La música, sea por motivos comerciales y de mercado o por criterios musicales, se divide en géneros, difíciles de definir en los nuevos estilos emergentes donde se incorporan múltiples características. Tal clasificación, no se realiza en atención a su eficacia interpretativa, sino, teniendo en cuenta criterios musicales, como el ritmo, la instrumentación, la armonía, la estructura melódica; o puede basarse en características extra musicales, como la zona geográfica de origen, el período histórico, etcétera. Pensemos que esta categorización ayuda a su estudio y comercialización, pero no define un patrón de calidad.

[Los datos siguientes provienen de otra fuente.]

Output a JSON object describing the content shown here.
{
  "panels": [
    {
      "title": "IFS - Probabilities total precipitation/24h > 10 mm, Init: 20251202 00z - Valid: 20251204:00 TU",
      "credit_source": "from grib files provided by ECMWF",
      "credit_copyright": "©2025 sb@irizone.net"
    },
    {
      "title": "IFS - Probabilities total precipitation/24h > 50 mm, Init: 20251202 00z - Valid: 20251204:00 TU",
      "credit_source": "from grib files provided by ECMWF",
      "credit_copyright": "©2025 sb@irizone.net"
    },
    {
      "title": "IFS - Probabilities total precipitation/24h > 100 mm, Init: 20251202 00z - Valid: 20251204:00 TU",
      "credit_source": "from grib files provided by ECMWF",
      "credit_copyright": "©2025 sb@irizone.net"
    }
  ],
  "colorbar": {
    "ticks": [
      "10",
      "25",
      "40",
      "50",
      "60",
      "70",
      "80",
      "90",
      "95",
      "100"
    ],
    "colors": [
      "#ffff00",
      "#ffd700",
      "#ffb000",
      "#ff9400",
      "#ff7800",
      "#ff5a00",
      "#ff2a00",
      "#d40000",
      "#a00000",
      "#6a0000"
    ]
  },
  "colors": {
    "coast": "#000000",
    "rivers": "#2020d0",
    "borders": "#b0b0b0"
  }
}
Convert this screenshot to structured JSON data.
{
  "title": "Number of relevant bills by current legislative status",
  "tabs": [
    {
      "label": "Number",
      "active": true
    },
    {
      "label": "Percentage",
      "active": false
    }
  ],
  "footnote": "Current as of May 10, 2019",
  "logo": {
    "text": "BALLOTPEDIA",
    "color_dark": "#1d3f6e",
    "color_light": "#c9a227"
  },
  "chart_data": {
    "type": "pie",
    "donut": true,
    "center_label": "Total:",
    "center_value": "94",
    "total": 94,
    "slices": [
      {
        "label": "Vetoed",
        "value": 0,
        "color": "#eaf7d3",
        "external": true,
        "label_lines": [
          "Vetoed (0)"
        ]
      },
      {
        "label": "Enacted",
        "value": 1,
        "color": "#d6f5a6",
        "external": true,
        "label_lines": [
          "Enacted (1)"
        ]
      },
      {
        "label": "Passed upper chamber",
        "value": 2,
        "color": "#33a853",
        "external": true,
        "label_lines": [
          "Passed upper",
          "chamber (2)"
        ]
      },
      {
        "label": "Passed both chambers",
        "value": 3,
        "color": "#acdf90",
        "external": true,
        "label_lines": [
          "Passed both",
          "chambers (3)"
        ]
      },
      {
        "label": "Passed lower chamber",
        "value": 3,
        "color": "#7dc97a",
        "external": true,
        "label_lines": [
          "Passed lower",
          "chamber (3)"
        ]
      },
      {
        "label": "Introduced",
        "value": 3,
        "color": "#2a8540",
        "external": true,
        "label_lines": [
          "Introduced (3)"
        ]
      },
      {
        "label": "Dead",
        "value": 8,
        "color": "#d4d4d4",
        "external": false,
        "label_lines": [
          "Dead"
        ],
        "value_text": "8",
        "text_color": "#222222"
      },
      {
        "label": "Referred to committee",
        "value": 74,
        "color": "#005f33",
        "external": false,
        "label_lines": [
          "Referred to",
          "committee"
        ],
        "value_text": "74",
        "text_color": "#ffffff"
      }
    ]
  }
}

La eficacia de cada artista o agrupación, el valor del producto musical que ofrecen es lo que los valida o descarta.

El reggaetón en Cuba tiene también buenos ejemplos, artistas que logran enriquecer la simpleza de ritmo y melodía del género al incorporar otras sonoridades, sirva de ejemplo la base melódica del órgano oriental escuchada en las propuestas de Kola Loka, y la apropiación de frases muy populares, muy cubanas y para nada vulgares. Gente de Zona, en sus mejores momentos, logró frases de tanta sensibilidad como salidas de la canción más lírica: “Yo me quedo en mi Habana, porque mi Habana es un sueño…”. Así, los ejemplos pueden ser muchos, y es saludable resaltar lo que vale para poder excluir lo insalvable desde todo punto de vista.

Por otra parte, la vulgaridad en la música cubana no es terreno exclusivo del reggaetón, hay canciones, y hasta algunos estribillos de salsas que dejan mucho que desear. Probablemente, por la amplia difusión del reggaetón en los medios y centros nocturnos y recreativos, es más apreciable.

Es preciso que entablemos batalla contra la vulgaridad en toda la música cubana, contra la simpleza y las espantosas interpretaciones. Es importante, también, una crítica que coloque en su debido lugar a aquellos artistas que sí representan la música popular con todos sus valores. Tengamos en cuenta siempre las sabias palabras del inigualable maestro Rufo Caballero: “Así como hay que protegerse del populismo y la ramplonería, vale protegerse del prurito que impide comprender cómo fluye y anda, con su propia naturaleza, la cultura popular”.

Suenacubano se reconoce comprometido con la música cubana, aportadora de valores culturales, sin distinción de géneros.